Erzählformen: Das Reimpaar (39)

Detlev von Liliencrons „Für und Für“ bietet inhaltlich solide Kost; bezogen auf die Form wird deutlich, wie wichtig die Geschlossenheit des Reimverspaares ist, soll es als Strophe, als wiederholte Grundeinheit eines Gedichts erfahrbar werden.

 

Im ersten matten Dämmer thront
Der blasse, klare Morgenmond.

Den Himmel färbt ein kühles Blau,
Der Wind knipst Perlen ab vom Tau.

Der Friede zittert: ungestüm
Reckt sich der Tag, das Ungetüm,

Und schüttelt sich und brüllt und beißt
Und zeigt uns so, was leben heißt.

Die Sonne hat den Lauf vollbracht,
Und Abendröte, Mitternacht.

Im ersten matten Dämmer thront
Der blasse, klare Morgenmond.

Und langsam frisst und frisst die Zeit
Und frisst sich durch die Ewigkeit.

 

Nur einmal, vom dritten ins vierte Verspaar, ein mäßig heftiger Zeilensprung, allerdings an der bewegtesten Stelle des Textes; sonst gilt: eine Betrachtung, ein Geschehen füllt immer genau ein Verspaar.

Erzählverse: Der Blankvers (128)

Im Sommer 1876 schrieb Ferdinand von Saar einen „Nachruf“, ohne zu erwähnen, wer denn da gestorben war.
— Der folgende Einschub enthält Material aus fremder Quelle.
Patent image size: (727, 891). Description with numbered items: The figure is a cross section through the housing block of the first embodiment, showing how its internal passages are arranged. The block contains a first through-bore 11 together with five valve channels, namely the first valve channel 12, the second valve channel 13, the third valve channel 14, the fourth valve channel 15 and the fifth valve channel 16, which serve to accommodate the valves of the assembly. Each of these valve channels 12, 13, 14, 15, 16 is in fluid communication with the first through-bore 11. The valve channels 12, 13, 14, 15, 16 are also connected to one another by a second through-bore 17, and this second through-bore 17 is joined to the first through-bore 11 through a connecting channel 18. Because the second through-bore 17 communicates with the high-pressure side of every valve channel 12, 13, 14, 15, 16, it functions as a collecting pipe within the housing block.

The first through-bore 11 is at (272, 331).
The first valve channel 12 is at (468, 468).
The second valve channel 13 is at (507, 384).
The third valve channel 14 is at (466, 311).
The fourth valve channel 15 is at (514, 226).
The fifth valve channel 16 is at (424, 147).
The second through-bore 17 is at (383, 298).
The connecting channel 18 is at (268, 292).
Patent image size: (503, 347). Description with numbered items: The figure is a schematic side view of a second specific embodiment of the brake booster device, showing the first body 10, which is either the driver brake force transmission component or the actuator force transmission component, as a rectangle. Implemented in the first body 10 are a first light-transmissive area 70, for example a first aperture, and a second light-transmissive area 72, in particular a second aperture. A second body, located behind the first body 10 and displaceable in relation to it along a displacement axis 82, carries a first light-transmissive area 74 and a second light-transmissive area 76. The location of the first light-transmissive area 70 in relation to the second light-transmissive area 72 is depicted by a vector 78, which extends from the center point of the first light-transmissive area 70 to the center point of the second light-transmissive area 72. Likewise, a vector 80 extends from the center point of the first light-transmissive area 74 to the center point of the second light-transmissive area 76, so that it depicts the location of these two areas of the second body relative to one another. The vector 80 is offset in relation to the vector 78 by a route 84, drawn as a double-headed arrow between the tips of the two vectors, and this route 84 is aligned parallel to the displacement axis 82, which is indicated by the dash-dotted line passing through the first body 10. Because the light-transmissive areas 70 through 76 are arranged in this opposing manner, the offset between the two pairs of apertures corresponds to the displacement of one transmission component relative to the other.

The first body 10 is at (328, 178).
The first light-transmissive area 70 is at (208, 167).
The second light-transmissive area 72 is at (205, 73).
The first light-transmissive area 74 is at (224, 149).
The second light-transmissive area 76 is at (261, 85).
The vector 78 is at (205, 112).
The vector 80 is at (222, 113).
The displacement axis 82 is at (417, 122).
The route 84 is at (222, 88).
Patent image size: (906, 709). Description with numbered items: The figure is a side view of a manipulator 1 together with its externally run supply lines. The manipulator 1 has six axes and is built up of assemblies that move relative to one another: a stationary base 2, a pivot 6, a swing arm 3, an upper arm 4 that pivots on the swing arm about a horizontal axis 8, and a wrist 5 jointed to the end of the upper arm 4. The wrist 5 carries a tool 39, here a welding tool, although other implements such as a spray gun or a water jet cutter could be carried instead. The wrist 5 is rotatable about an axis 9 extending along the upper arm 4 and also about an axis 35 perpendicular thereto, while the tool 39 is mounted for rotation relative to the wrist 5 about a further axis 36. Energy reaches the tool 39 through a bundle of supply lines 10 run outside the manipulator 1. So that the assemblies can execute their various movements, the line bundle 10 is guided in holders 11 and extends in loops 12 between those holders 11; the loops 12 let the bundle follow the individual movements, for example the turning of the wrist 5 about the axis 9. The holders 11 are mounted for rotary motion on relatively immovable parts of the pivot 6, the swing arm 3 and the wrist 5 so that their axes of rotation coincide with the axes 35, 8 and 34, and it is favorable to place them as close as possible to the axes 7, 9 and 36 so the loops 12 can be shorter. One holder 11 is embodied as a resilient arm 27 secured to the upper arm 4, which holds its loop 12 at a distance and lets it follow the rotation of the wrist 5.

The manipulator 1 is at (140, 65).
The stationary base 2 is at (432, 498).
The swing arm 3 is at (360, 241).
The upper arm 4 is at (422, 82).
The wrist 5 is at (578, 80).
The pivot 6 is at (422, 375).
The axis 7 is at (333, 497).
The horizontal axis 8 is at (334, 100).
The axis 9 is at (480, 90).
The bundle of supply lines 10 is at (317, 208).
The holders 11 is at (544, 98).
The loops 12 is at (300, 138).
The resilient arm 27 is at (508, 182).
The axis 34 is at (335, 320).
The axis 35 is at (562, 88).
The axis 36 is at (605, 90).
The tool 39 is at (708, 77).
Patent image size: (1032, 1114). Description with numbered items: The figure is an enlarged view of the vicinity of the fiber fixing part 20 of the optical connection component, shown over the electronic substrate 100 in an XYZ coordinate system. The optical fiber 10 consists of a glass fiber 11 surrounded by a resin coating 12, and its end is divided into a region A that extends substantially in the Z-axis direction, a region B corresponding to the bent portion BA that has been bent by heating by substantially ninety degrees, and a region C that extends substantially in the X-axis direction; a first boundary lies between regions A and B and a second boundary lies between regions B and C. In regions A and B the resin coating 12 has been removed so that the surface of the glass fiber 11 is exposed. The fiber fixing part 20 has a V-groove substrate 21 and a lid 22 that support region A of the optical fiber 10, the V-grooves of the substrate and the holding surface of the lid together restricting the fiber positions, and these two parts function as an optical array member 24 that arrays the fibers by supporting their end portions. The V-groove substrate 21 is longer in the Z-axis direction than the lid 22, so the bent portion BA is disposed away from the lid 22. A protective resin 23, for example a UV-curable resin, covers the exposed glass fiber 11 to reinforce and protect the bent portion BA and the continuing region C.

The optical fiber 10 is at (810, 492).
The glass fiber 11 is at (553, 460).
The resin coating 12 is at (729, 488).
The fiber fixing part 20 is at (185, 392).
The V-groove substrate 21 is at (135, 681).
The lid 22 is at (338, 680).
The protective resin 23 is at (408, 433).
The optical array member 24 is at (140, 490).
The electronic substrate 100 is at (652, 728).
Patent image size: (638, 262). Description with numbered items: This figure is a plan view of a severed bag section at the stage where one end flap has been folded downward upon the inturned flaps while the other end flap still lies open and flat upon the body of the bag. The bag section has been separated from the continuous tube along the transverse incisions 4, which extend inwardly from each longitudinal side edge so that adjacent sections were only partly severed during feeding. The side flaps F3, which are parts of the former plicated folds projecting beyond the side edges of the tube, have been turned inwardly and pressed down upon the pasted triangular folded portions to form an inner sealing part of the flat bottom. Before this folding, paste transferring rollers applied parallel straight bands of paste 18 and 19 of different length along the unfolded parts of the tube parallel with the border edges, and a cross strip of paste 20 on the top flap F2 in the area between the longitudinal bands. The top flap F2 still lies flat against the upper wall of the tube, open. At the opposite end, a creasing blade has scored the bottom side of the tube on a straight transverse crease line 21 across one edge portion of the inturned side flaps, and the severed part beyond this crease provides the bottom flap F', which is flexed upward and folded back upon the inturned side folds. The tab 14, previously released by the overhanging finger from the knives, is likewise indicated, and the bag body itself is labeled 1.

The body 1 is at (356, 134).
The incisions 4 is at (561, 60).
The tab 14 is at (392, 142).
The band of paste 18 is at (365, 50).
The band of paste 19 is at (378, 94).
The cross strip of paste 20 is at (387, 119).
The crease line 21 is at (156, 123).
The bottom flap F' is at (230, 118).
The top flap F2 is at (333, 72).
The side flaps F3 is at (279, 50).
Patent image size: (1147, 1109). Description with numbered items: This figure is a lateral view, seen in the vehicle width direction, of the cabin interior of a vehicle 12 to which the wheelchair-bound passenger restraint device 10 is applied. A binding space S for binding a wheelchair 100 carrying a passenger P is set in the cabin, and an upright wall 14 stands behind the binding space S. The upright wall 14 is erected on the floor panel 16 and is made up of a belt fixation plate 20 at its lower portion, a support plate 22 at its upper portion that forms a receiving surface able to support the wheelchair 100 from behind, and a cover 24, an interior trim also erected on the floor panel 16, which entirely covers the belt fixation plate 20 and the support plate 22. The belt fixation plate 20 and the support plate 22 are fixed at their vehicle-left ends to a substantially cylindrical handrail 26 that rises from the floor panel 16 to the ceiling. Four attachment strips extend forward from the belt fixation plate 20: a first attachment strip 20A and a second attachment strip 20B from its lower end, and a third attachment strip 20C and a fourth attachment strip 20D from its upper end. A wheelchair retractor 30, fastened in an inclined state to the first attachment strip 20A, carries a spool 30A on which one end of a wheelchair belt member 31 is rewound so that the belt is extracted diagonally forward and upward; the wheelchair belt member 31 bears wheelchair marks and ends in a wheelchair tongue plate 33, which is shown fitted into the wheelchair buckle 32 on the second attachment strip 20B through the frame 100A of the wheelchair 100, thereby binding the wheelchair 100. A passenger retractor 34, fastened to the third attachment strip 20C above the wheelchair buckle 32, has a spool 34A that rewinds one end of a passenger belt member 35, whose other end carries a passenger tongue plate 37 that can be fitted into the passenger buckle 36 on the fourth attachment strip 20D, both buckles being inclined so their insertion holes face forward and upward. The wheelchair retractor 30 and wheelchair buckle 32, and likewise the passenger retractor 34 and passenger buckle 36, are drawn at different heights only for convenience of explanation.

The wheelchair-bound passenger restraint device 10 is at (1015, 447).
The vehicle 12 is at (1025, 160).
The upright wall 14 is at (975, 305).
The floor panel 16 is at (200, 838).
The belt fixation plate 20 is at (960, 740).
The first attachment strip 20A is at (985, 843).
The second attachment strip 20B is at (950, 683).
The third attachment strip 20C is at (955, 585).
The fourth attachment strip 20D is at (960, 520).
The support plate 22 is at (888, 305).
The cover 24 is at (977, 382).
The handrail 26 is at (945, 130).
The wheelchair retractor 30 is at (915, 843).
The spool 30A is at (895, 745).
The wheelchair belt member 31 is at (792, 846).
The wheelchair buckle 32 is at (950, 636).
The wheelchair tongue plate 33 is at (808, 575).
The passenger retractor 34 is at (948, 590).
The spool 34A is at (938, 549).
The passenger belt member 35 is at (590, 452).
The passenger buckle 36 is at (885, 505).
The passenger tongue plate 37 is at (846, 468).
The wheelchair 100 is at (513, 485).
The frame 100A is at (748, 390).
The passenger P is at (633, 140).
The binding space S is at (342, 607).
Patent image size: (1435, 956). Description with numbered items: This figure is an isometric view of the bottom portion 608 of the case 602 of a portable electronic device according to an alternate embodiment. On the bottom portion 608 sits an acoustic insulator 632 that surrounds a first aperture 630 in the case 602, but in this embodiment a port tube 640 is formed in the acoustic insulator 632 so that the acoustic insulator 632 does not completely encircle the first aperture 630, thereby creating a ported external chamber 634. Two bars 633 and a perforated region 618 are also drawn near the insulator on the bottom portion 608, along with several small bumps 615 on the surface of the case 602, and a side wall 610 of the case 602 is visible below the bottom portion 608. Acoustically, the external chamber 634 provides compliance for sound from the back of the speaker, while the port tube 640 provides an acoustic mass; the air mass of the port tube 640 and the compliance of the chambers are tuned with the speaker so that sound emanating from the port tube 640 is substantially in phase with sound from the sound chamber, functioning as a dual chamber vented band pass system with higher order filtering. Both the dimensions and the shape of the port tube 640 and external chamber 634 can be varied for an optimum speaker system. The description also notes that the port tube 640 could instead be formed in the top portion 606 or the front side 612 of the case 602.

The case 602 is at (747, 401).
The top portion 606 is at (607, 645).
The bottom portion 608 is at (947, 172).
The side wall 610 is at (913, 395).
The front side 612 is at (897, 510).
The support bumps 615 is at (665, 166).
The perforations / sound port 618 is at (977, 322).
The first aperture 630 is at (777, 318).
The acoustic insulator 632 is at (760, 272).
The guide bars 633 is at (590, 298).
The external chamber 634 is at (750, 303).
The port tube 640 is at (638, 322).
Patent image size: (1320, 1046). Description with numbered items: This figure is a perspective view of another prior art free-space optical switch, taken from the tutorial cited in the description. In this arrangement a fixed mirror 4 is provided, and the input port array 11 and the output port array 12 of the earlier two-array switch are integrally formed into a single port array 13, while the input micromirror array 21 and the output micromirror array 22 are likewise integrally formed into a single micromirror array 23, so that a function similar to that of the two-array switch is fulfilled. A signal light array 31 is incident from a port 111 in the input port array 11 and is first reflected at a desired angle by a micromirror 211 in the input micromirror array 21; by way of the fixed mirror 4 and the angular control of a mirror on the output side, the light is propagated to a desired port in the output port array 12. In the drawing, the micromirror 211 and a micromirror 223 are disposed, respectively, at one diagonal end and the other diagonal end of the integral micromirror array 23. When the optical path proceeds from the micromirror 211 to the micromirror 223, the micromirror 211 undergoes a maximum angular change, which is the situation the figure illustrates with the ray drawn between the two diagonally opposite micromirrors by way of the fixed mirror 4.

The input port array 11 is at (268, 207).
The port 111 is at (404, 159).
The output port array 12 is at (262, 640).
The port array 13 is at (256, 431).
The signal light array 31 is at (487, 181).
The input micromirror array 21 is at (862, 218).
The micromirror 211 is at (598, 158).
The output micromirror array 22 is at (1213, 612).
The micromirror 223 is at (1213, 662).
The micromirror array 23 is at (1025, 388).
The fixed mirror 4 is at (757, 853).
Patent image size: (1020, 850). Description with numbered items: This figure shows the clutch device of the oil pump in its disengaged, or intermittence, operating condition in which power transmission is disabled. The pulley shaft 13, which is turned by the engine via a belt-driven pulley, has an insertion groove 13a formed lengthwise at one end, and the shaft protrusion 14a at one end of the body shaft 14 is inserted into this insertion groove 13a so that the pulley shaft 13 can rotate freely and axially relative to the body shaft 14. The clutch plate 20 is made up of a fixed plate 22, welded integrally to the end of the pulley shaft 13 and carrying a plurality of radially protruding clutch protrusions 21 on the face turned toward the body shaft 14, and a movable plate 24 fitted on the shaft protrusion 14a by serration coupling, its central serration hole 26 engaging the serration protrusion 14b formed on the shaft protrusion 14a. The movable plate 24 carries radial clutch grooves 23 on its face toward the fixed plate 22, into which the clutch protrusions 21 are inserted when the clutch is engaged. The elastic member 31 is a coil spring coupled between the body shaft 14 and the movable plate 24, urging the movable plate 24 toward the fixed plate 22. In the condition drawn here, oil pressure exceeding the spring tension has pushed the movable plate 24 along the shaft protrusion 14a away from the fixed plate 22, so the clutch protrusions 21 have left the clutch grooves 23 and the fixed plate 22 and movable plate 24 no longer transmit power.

Denn, so hebt das Gedicht erklärend an:

 

Ich nenn‘ dich nicht. Wozu auch? Wer dich kannte,
Der weiß, wem diese Trauerrhythmen gelten –
Und wer dich nicht gekannt, wem bloß dein Name
Entgegenklang im wirren Lärm des Tages,
Dem sei genug das ernste Dichterwort:
Dass du ein edler, seltner Mensch gewesen.

 

Nun gut: Dichter, die verlangen, dass man ihnen glaube, weil sie doch Dichter sind. Das hat man schon einmal gehört … Aber eine eigenartige Idee trotzdem, und selbstredend eine, die umzusetzen dem Blankvers keinerlei Mühe macht.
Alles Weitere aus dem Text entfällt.